Nadler’s statistical analysis showed a significant correlation between hearing condition responses and participants’ race-ethnicity responses. Non-Hispanic White respondents recorded significantly better hearing conditions than the other groups. This finding is consistent with existing literature highlighting this disparity. The findings also showed that females reported better hearing than males, and participants who ranked themselves as “healthier” also reported better hearing.
“Addressing diversity issues may be the foundation for hearing health improvement [in the workplace]. A foundation can be built by promoting diversity in the safety workforce, which may foster innovative ideas, viewpoints, and tactics, ultimately bringing in measurable change,” writes Nadler, whose research focuses on environmental health and occupational safety.
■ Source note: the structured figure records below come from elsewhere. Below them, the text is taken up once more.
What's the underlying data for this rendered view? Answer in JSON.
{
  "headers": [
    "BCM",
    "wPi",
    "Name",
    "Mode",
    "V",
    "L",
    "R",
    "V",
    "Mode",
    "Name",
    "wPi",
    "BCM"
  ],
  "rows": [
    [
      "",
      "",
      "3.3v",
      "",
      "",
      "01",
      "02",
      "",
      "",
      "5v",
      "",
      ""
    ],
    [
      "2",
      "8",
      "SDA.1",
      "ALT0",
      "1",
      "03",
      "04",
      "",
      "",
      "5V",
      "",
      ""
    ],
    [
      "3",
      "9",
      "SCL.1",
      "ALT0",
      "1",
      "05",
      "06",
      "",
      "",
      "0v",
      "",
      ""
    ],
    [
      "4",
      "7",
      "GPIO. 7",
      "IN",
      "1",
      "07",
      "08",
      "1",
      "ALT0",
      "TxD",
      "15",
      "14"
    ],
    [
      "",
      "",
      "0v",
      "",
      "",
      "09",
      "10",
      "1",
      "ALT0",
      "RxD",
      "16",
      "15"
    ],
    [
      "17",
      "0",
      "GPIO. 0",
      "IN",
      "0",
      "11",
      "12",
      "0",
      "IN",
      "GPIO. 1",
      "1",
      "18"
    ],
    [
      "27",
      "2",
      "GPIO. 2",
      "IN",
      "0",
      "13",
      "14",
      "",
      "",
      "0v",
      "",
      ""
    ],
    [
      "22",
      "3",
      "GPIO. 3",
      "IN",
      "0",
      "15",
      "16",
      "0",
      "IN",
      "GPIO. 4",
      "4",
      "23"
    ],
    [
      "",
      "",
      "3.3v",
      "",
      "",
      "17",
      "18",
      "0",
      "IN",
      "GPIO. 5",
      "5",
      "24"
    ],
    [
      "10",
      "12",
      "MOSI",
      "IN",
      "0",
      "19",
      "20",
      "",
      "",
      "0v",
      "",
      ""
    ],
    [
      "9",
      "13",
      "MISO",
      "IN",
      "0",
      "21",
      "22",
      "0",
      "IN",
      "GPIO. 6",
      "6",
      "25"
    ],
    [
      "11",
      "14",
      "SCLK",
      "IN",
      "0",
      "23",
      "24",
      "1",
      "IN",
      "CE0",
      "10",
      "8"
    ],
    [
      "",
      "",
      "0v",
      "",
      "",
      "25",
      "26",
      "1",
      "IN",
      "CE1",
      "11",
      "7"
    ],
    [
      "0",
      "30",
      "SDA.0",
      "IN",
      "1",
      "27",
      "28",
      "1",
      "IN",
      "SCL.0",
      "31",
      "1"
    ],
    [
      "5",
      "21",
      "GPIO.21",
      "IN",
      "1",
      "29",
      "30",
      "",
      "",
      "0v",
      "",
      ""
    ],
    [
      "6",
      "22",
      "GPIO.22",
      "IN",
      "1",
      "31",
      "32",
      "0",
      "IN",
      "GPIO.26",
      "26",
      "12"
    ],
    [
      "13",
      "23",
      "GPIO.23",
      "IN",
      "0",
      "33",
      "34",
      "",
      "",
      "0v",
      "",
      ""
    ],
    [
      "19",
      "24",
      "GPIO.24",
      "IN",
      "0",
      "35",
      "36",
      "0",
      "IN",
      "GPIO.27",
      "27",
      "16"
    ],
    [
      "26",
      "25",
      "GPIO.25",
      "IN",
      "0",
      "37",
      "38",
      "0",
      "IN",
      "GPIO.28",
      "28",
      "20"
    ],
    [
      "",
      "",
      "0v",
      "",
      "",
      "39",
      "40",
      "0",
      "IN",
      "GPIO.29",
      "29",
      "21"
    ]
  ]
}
One silver lining, as Nadler notes, is that smartphone apps show promise as a tool for employers to limit noise pollution in the workplace. Apps using a pure tone threshold have shown high sensitivity and specificity in hearing loss detection, allowing companies and managers to measure workplace noise and determine if workers may experience hazardous noise exposure. Using these types of tools, combined with the understanding that social determinants of health impact workers’ risk for hearing loss, can help managers make informed workplace safety decisions to mitigate occupational hearing loss.
“Noise-induced hearing loss attributed to a workplace condition may result in an employee’s eligibility for compensation, so safety managers and human resource professionals need to address this occupational health issue with a toolset as diverse as their workforce,” Nadler concludes.